Another personal sacrifice, albeit of a different sort, presumably required Bongino to relocate back to the Washington, D.C.-area, from which he fled to Florida about a decade ago after making unsuccessful bids for the U.S. House and Senate from Maryland in 2012 and 2014.
But that relocation would be necessary if he is to use his FBI authority to help President Donald Trump drain the Washington swamp and put a much-needed end to the corrupt weaponization of the justice system—including that of the very agency that he is now helping fellow Trump appointee Patel to oversee.
According to CelebrityNetWorth.com, Bongino’s net worth is $150 million, most of it in the form of his large financial stake in Rumble, a video platform favored by conservatives as an alternative to YouTube. Another source estimated his net worth at a much lower, but still very well-to-do $40 million.

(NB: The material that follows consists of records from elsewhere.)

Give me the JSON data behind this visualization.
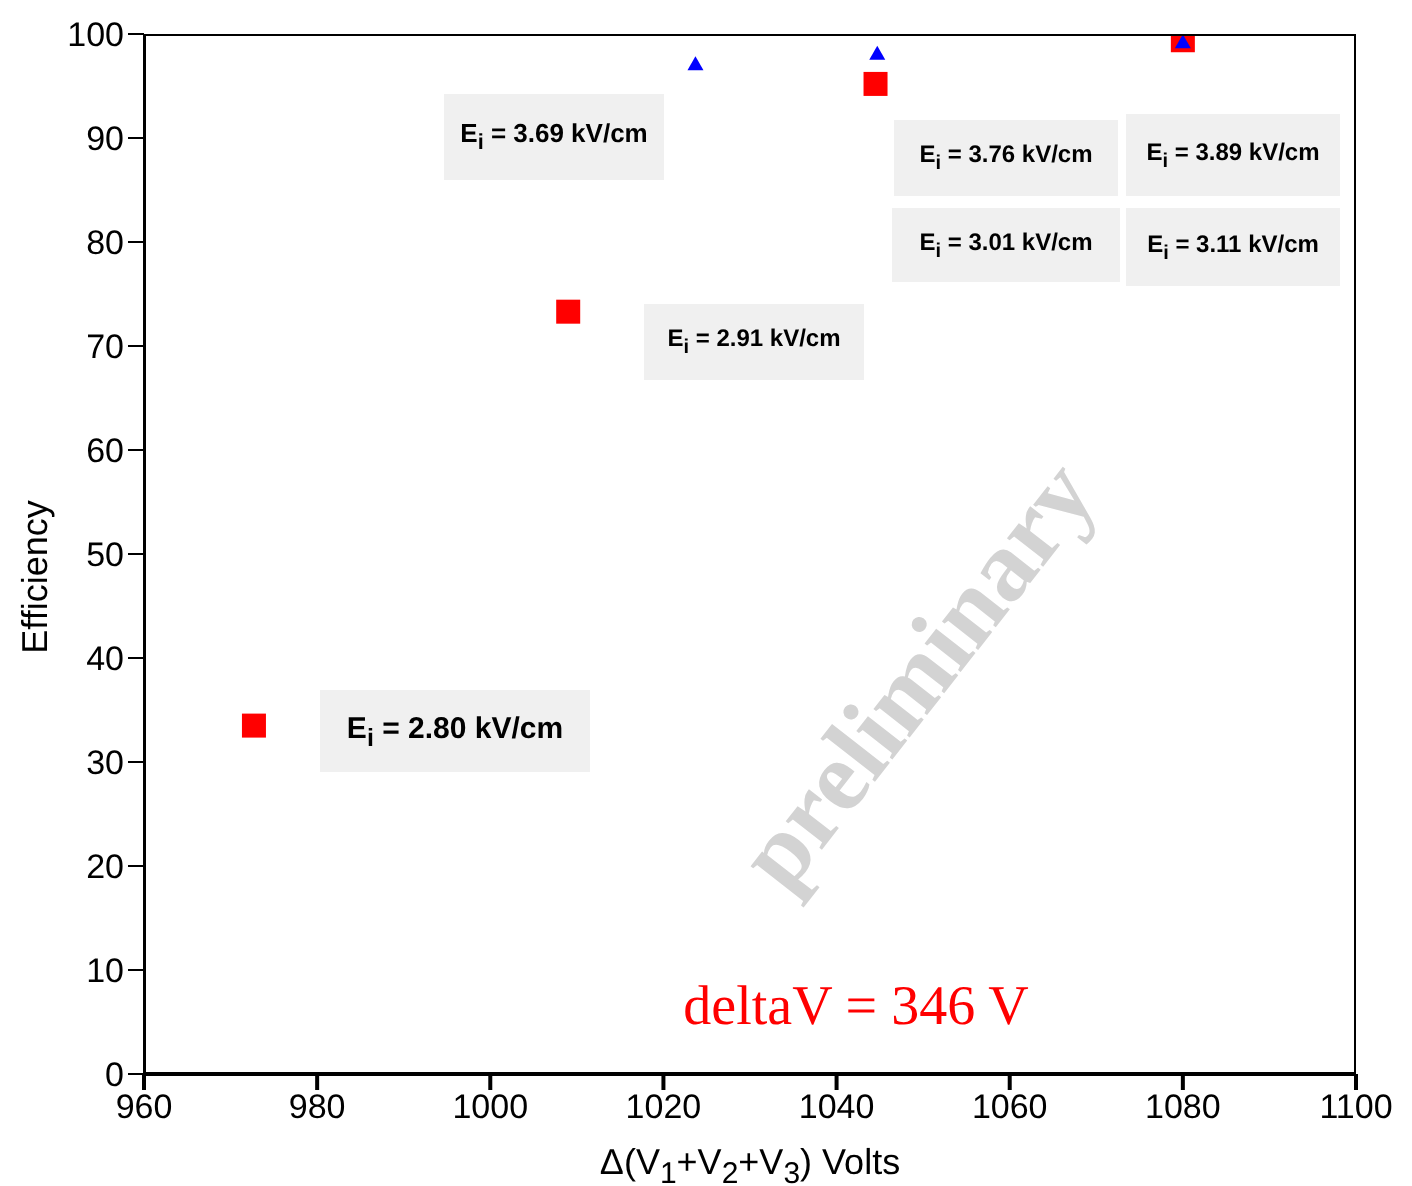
{
  "chart_data": {
    "type": "scatter",
    "xlabel": "Δ(V$_{1}$+V$_{2}$+V$_{3}$)  Volts",
    "ylabel": "Efficiency",
    "xlim": [
      960,
      1100
    ],
    "xticks": [
      960,
      980,
      1000,
      1020,
      1040,
      1060,
      1080,
      1100
    ],
    "ylim": [
      0,
      100
    ],
    "yticks": [
      0,
      10,
      20,
      30,
      40,
      50,
      60,
      70,
      80,
      90,
      100
    ],
    "grid": false,
    "series": [
      {
        "color": "#ff0000",
        "marker": "square",
        "x": [
          972.7,
          1009,
          1044.5,
          1080
        ],
        "values": [
          33.5,
          73.3,
          95.2,
          99.4
        ]
      },
      {
        "color": "#0000ff",
        "marker": "triangle",
        "x": [
          1023.7,
          1044.7,
          1080
        ],
        "values": [
          97.1,
          98.1,
          99.2
        ]
      }
    ],
    "annotations": [
      "E$_{i}$ = 3.69 kV/cm",
      "E$_{i}$ = 3.76 kV/cm",
      "E$_{i}$ = 3.89 kV/cm",
      "E$_{i}$ = 3.01 kV/cm",
      "E$_{i}$ = 3.11 kV/cm",
      "E$_{i}$ = 2.91 kV/cm",
      "E$_{i}$ = 2.80 kV/cm",
      "preliminary",
      "deltaV = 346 V"
    ]
  }
}
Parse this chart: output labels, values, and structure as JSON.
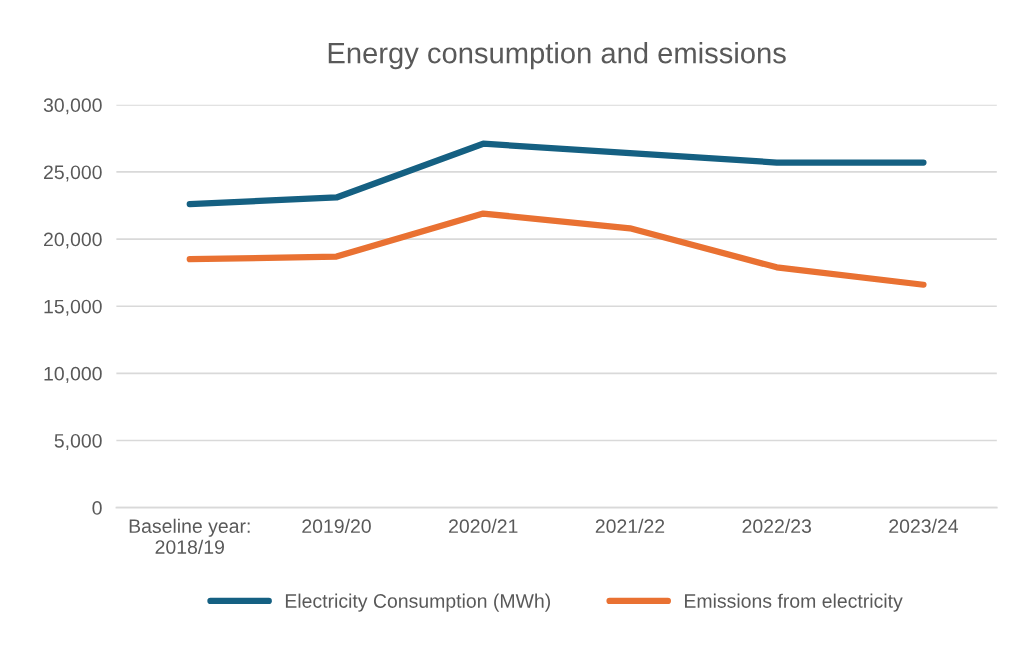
{
  "chart_data": {
    "type": "line",
    "title": "Energy consumption and emissions",
    "categories": [
      "Baseline year:\n2018/19",
      "2019/20",
      "2020/21",
      "2021/22",
      "2022/23",
      "2023/24"
    ],
    "series": [
      {
        "name": "Electricity Consumption (MWh)",
        "color": "#156082",
        "values": [
          22600,
          23100,
          27100,
          26400,
          25700,
          25700
        ]
      },
      {
        "name": "Emissions from electricity",
        "color": "#e97132",
        "values": [
          18500,
          18700,
          21900,
          20800,
          17900,
          16600
        ]
      }
    ],
    "ylim": [
      0,
      30000
    ],
    "yticks": [
      {
        "value": 0,
        "label": "0"
      },
      {
        "value": 5000,
        "label": "5,000"
      },
      {
        "value": 10000,
        "label": "10,000"
      },
      {
        "value": 15000,
        "label": "15,000"
      },
      {
        "value": 20000,
        "label": "20,000"
      },
      {
        "value": 25000,
        "label": "25,000"
      },
      {
        "value": 30000,
        "label": "30,000"
      }
    ],
    "grid": "y",
    "legend": "bottom",
    "marker": "none",
    "line_style": "solid"
  }
}
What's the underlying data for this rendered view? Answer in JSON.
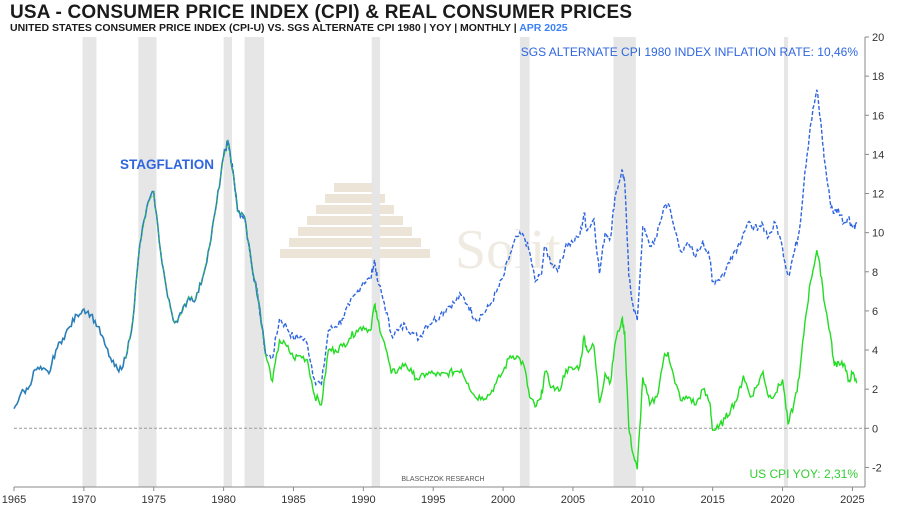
{
  "header": {
    "title": "USA - CONSUMER PRICE INDEX (CPI) & REAL CONSUMER PRICES",
    "subtitle_main": "UNITED STATES CONSUMER PRICE INDEX (CPI-U) VS. SGS ALTERNATE CPI 1980  | YOY | MONTHLY |",
    "subtitle_date": "APR 2025"
  },
  "colors": {
    "cpi": "#22dd22",
    "sgs": "#2f66e0",
    "early": "#2a7fb8",
    "recession": "#e6e6e6",
    "zero": "#9a9a9a",
    "label_blue": "#2f66e0",
    "label_green": "#33cc33"
  },
  "chart_data": {
    "type": "line",
    "title": "USA - CONSUMER PRICE INDEX (CPI) & REAL CONSUMER PRICES",
    "xlabel": "",
    "ylabel": "",
    "xlim": [
      1965,
      2025.9
    ],
    "ylim": [
      -3,
      20
    ],
    "x_ticks": [
      1965,
      1970,
      1975,
      1980,
      1985,
      1990,
      1995,
      2000,
      2005,
      2010,
      2015,
      2020,
      2025
    ],
    "y_ticks": [
      -2,
      0,
      2,
      4,
      6,
      8,
      10,
      12,
      14,
      16,
      18,
      20
    ],
    "recessions": [
      [
        1969.9,
        1970.9
      ],
      [
        1973.9,
        1975.2
      ],
      [
        1980.0,
        1980.6
      ],
      [
        1981.5,
        1982.9
      ],
      [
        1990.6,
        1991.2
      ],
      [
        2001.2,
        2001.9
      ],
      [
        2007.9,
        2009.5
      ],
      [
        2020.1,
        2020.4
      ]
    ],
    "zero_line": 0,
    "annotations": {
      "stagflation": "STAGFLATION",
      "sgs_label": "SGS ALTERNATE CPI 1980 INDEX INFLATION RATE: 10,46%",
      "cpi_label": "US CPI YOY: 2,31%",
      "source": "BLASCHZOK RESEARCH",
      "watermark": "Solit"
    },
    "series": [
      {
        "name": "US CPI YOY (CPI-U)",
        "style": "solid",
        "x": [
          1965.0,
          1965.5,
          1966.0,
          1966.5,
          1967.0,
          1967.5,
          1968.0,
          1968.5,
          1969.0,
          1969.5,
          1970.0,
          1970.5,
          1971.0,
          1971.5,
          1972.0,
          1972.5,
          1973.0,
          1973.5,
          1974.0,
          1974.5,
          1975.0,
          1975.5,
          1976.0,
          1976.5,
          1977.0,
          1977.5,
          1978.0,
          1978.5,
          1979.0,
          1979.5,
          1980.0,
          1980.3,
          1980.7,
          1981.0,
          1981.5,
          1982.0,
          1982.5,
          1983.0,
          1983.5,
          1984.0,
          1984.5,
          1985.0,
          1985.5,
          1986.0,
          1986.5,
          1987.0,
          1987.5,
          1988.0,
          1988.5,
          1989.0,
          1989.5,
          1990.0,
          1990.5,
          1990.8,
          1991.0,
          1991.5,
          1992.0,
          1992.5,
          1993.0,
          1993.5,
          1994.0,
          1994.5,
          1995.0,
          1995.5,
          1996.0,
          1996.5,
          1997.0,
          1997.5,
          1998.0,
          1998.5,
          1999.0,
          1999.5,
          2000.0,
          2000.5,
          2001.0,
          2001.5,
          2001.9,
          2002.3,
          2002.7,
          2003.0,
          2003.5,
          2004.0,
          2004.5,
          2005.0,
          2005.5,
          2005.8,
          2006.0,
          2006.5,
          2006.9,
          2007.3,
          2007.7,
          2008.0,
          2008.5,
          2008.7,
          2009.0,
          2009.3,
          2009.6,
          2010.0,
          2010.5,
          2011.0,
          2011.5,
          2011.8,
          2012.3,
          2012.8,
          2013.3,
          2013.8,
          2014.3,
          2014.8,
          2015.0,
          2015.4,
          2015.9,
          2016.3,
          2016.8,
          2017.2,
          2017.7,
          2018.2,
          2018.6,
          2019.0,
          2019.5,
          2020.0,
          2020.4,
          2020.8,
          2021.2,
          2021.6,
          2022.0,
          2022.45,
          2022.8,
          2023.0,
          2023.4,
          2023.7,
          2024.0,
          2024.4,
          2024.7,
          2025.0,
          2025.3
        ],
        "values": [
          1.0,
          1.8,
          2.0,
          3.0,
          3.0,
          2.8,
          4.0,
          4.6,
          5.2,
          5.8,
          6.1,
          5.8,
          5.2,
          4.3,
          3.4,
          2.9,
          3.6,
          5.5,
          9.4,
          11.3,
          12.1,
          9.0,
          6.7,
          5.4,
          5.9,
          6.7,
          6.6,
          7.7,
          9.3,
          11.5,
          13.9,
          14.7,
          13.0,
          11.1,
          10.8,
          8.4,
          6.5,
          3.8,
          2.4,
          4.5,
          4.2,
          3.6,
          3.7,
          3.5,
          1.7,
          1.2,
          4.0,
          4.0,
          4.2,
          4.6,
          5.0,
          5.2,
          5.0,
          6.3,
          5.6,
          4.4,
          2.8,
          3.0,
          3.3,
          2.8,
          2.5,
          2.8,
          2.8,
          2.7,
          2.8,
          2.9,
          3.0,
          2.3,
          1.6,
          1.6,
          1.7,
          2.3,
          2.9,
          3.7,
          3.7,
          3.2,
          1.6,
          1.1,
          1.5,
          2.9,
          2.1,
          1.9,
          3.0,
          3.0,
          3.2,
          4.7,
          4.0,
          4.2,
          1.3,
          2.8,
          2.4,
          4.3,
          5.6,
          4.9,
          0.0,
          -1.3,
          -2.1,
          2.6,
          1.2,
          1.6,
          3.6,
          3.9,
          2.3,
          1.4,
          1.6,
          1.2,
          2.0,
          1.3,
          -0.1,
          0.0,
          0.5,
          1.0,
          1.6,
          2.7,
          1.6,
          2.2,
          2.9,
          1.6,
          1.8,
          2.5,
          0.2,
          1.2,
          2.6,
          5.4,
          7.5,
          9.1,
          7.7,
          6.4,
          4.9,
          3.2,
          3.4,
          3.3,
          2.4,
          2.8,
          2.3
        ]
      },
      {
        "name": "SGS Alternate CPI 1980",
        "style": "dashed",
        "x": [
          1980.0,
          1980.3,
          1980.7,
          1981.0,
          1981.5,
          1982.0,
          1982.5,
          1983.0,
          1983.5,
          1984.0,
          1984.5,
          1985.0,
          1985.5,
          1986.0,
          1986.5,
          1987.0,
          1987.5,
          1988.0,
          1988.5,
          1989.0,
          1989.5,
          1990.0,
          1990.5,
          1990.8,
          1991.0,
          1991.5,
          1992.0,
          1992.5,
          1993.0,
          1993.5,
          1994.0,
          1994.5,
          1995.0,
          1995.5,
          1996.0,
          1996.5,
          1997.0,
          1997.5,
          1998.0,
          1998.5,
          1999.0,
          1999.5,
          2000.0,
          2000.5,
          2001.0,
          2001.5,
          2001.9,
          2002.3,
          2002.7,
          2003.0,
          2003.5,
          2004.0,
          2004.5,
          2005.0,
          2005.5,
          2005.8,
          2006.0,
          2006.5,
          2006.9,
          2007.3,
          2007.7,
          2008.0,
          2008.5,
          2008.7,
          2009.0,
          2009.3,
          2009.6,
          2010.0,
          2010.5,
          2011.0,
          2011.5,
          2011.8,
          2012.3,
          2012.8,
          2013.3,
          2013.8,
          2014.3,
          2014.8,
          2015.0,
          2015.4,
          2015.9,
          2016.3,
          2016.8,
          2017.2,
          2017.7,
          2018.2,
          2018.6,
          2019.0,
          2019.5,
          2020.0,
          2020.4,
          2020.8,
          2021.2,
          2021.6,
          2022.0,
          2022.45,
          2022.8,
          2023.0,
          2023.4,
          2023.7,
          2024.0,
          2024.4,
          2024.7,
          2025.0,
          2025.3
        ],
        "values": [
          13.9,
          14.7,
          13.0,
          11.1,
          10.8,
          8.4,
          6.5,
          3.8,
          3.6,
          5.6,
          5.2,
          4.6,
          4.7,
          4.3,
          2.5,
          2.2,
          5.0,
          5.2,
          5.6,
          6.3,
          6.9,
          7.5,
          7.6,
          8.6,
          7.6,
          6.4,
          4.8,
          5.0,
          5.3,
          4.9,
          4.6,
          5.3,
          5.5,
          5.8,
          6.2,
          6.4,
          6.8,
          6.3,
          5.6,
          5.8,
          6.2,
          6.9,
          7.7,
          8.9,
          9.8,
          9.8,
          9.0,
          7.5,
          7.8,
          9.3,
          8.4,
          8.2,
          9.4,
          9.5,
          9.9,
          11.0,
          10.1,
          10.7,
          7.9,
          10.0,
          9.8,
          11.8,
          13.2,
          12.6,
          7.8,
          6.3,
          5.5,
          10.3,
          9.3,
          9.8,
          11.3,
          11.5,
          10.1,
          9.0,
          9.4,
          8.8,
          9.6,
          8.6,
          7.5,
          7.6,
          8.0,
          8.8,
          9.3,
          10.0,
          10.5,
          10.1,
          10.4,
          9.8,
          10.5,
          9.2,
          7.8,
          8.9,
          10.1,
          13.1,
          15.5,
          17.3,
          15.2,
          13.7,
          11.6,
          11.0,
          11.2,
          10.5,
          10.8,
          10.3,
          10.46
        ]
      }
    ]
  }
}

Either way, needless to say, Bongino, 50, and his wife and two teenage daughters don’t have to worry about where their next meal is coming from.
Not bad for someone who began his career as an officer with the New York City Police Department 30 years ago in 1995. Little did he know when he took a position four years later with the Secret Service, where he served from 1999 to 2011, that he would wind up on the protective detail of two presidents, George W. Bush and Barack Obama.
Yet Bongino received scant credit for his 16 years of law enforcement experience in liberal legacy news media reports when, on Feb. 23, Trump announced on his Truth Social platform his selection of the Queens, N.Y., native as his choice for the No. 2 post at the FBI.
For example, The New York Times’ Feb. 23 account of the appointment led with: “Dan Bongino, a former New York City police officer and Secret Service agent turned right-wing pundit and podcaster, will be the next deputy director of the FBI, President Donald Trump said on Sunday night.”
But the report made no further reference to Bongino’s pre-punditry career in law enforcement and no mention at all of his service on the presidential protective detail, much less offer recognition for the personal and financial sacrifices he’s making in taking the FBI deputy director’s post.
Yet, despite giving up a high-profile and equally highly lucrative broadcast and podcast operation—for which he had been finishing construction of new studios at the time of his appointment—Bongino would likely be the first to tell you something akin to “Don’t Cry for Me, Argentina.”
It fairly could be said that Bongino is instead heeding President John F. Kennedy’s Jan. 20, 1961, inaugural address entreaty to civic engagement and public service: “Ask not what your country can do for you. Ask what you can do for your country.”